Surprisingly, he said, many of the cases stemmed from domestic arguments. Out of 16 domestic cases, 11 of those were couples running into each other's cars. But, he said, because of the potential for injuries, the cases were classified that way. Felonious assaults involve a weapon.
Gavalier said another case classified as felonious assault would have been charged by a court as aggravated menacing, because someone pulled a gun but did not fire it. He said one case involved a mentally unstable person with a machete rushing at him and another officer. One case was a road-rage episode in which a driver tried to get another driver to wreck. Five cases were assaults during fights at bars, where pool cues or beer bottles were used as weapons.
Security cameras help
As for the overall 15 percent rise in arrests, Gavalier said, he believes fuel drive-offs are partly responsible. People caught on security cameras are easier to find and arrest. He also said the county jail lets some prisoners go because of budget and staffing problems.
"They can only hold so many with the staffing down there," he said. "That contributes, if people know they can do something and get right back out."
Gavalier has said his department is facing its own budget problems. With a 37-person force, including himself and six detectives, the department is down six officers, he said.
The department recently got new computers for the police station with help from a $15,000 donation. But police cars with high mileage need to be replaced, he has said.

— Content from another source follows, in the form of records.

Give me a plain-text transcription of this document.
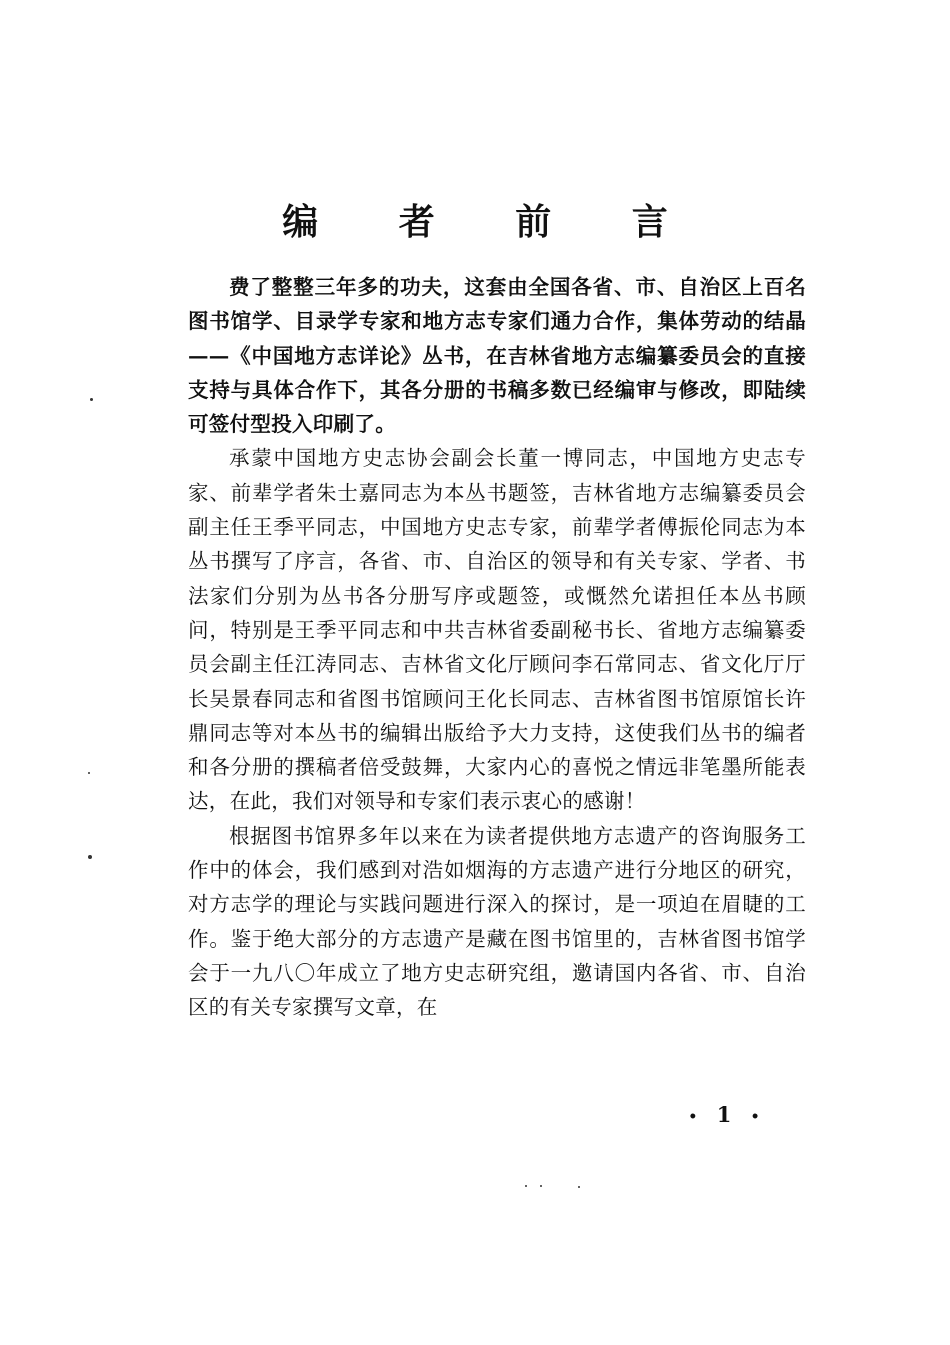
编 者 前 言

费了整整三年多的功夫，这套由全国各省、市、自治区上百名图书馆学、目录学专家和地方志专家们通力合作，集体劳动的结晶——《中国地方志详论》丛书，在吉林省地方志编纂委员会的直接支持与具体合作下，其各分册的书稿多数已经编审与修改，即陆续可签付型投入印刷了。

承蒙中国地方史志协会副会长董一博同志，中国地方史志专家、前辈学者朱士嘉同志为本丛书题签，吉林省地方志编纂委员会副主任王季平同志，中国地方史志专家，前辈学者傅振伦同志为本丛书撰写了序言，各省、市、自治区的领导和有关专家、学者、书法家们分别为丛书各分册写序或题签，或慨然允诺担任本丛书顾问，特别是王季平同志和中共吉林省委副秘书长、省地方志编纂委员会副主任江涛同志、吉林省文化厅顾问李石常同志、省文化厅厅长吴景春同志和省图书馆顾问王化长同志、吉林省图书馆原馆长许鼎同志等对本丛书的编辑出版给予大力支持，这使我们丛书的编者和各分册的撰稿者倍受鼓舞，大家内心的喜悦之情远非笔墨所能表达，在此，我们对领导和专家们表示衷心的感谢！

根据图书馆界多年以来在为读者提供地方志遗产的咨询服务工作中的体会，我们感到对浩如烟海的方志遗产进行分地区的研究，对方志学的理论与实践问题进行深入的探讨，是一项迫在眉睫的工作。鉴于绝大部分的方志遗产是藏在图书馆里的，吉林省图书馆学会于一九八〇年成立了地方史志研究组，邀请国内各省、市、自治区的有关专家撰写文章，在

• 1 •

He compared Austintown with Boardman. The townships are similar in size and population, but Boardman, with twice Austintown's budget, has 63 officers. He also compared the township with Massillon, Ohio, because of size similarities. Their police department has 47 officers and considers itself down 10, he said.

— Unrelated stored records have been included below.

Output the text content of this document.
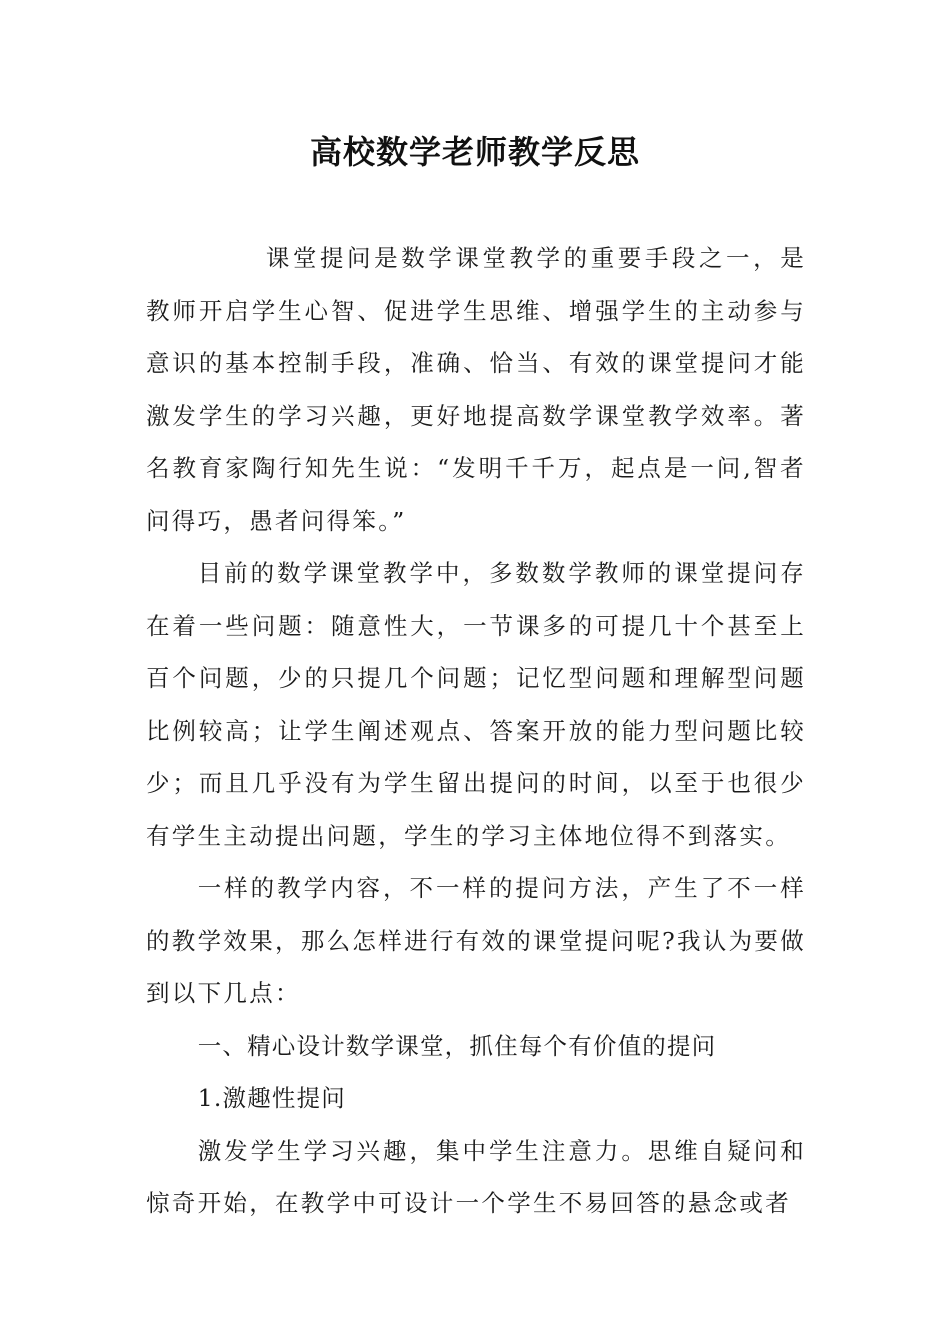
高校数学老师教学反思

课堂提问是数学课堂教学的重要手段之一，是教师开启学生心智、促进学生思维、增强学生的主动参与意识的基本控制手段，准确、恰当、有效的课堂提问才能激发学生的学习兴趣，更好地提高数学课堂教学效率。著名教育家陶行知先生说：“发明千千万，起点是一问,智者问得巧，愚者问得笨。”

目前的数学课堂教学中，多数数学教师的课堂提问存在着一些问题：随意性大，一节课多的可提几十个甚至上百个问题，少的只提几个问题；记忆型问题和理解型问题比例较高；让学生阐述观点、答案开放的能力型问题比较少；而且几乎没有为学生留出提问的时间，以至于也很少有学生主动提出问题，学生的学习主体地位得不到落实。

一样的教学内容，不一样的提问方法，产生了不一样的教学效果，那么怎样进行有效的课堂提问呢?我认为要做到以下几点：

一、精心设计数学课堂，抓住每个有价值的提问

1.激趣性提问

激发学生学习兴趣，集中学生注意力。思维自疑问和惊奇开始，在教学中可设计一个学生不易回答的悬念或者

"When we had 43 officers, we could be proactive," Gavalier said. "Now we are reactive."
Alternatives
Still, there are ways to combat crime with the manpower the department has, he said. A problem-oriented-policing unit, down to one officer from three, is working on drugs, he said.
He also said that problems in certain areas or establishments warrant extra patrols, and one or two detectives can be assigned to solve a rash of similar cases.
Gavalier said the lack of shootings in the township, despite its closeness to Youngstown, might be because of strict traffic law enforcement and a smaller area to cover.
"Our officers have more of a presence in a smaller area," he said. He said gang members come into the township, but they leave again. Youngstown lacks an aggressive traffic unit, he said, because "they don't have the time."
He said an aggressive traffic unit uncovers more than just traffic violations. Often, a stop for a cracked windshield or broken taillight will yield a drug user or someone with a weapon.
Gavalier said he wants his department to be more proactive with the people it has.
Township trustees are considering asking voters to pass a police levy in November.
"The public feels taxed out," he said. "But we have no other way to get money but to ask for a levy."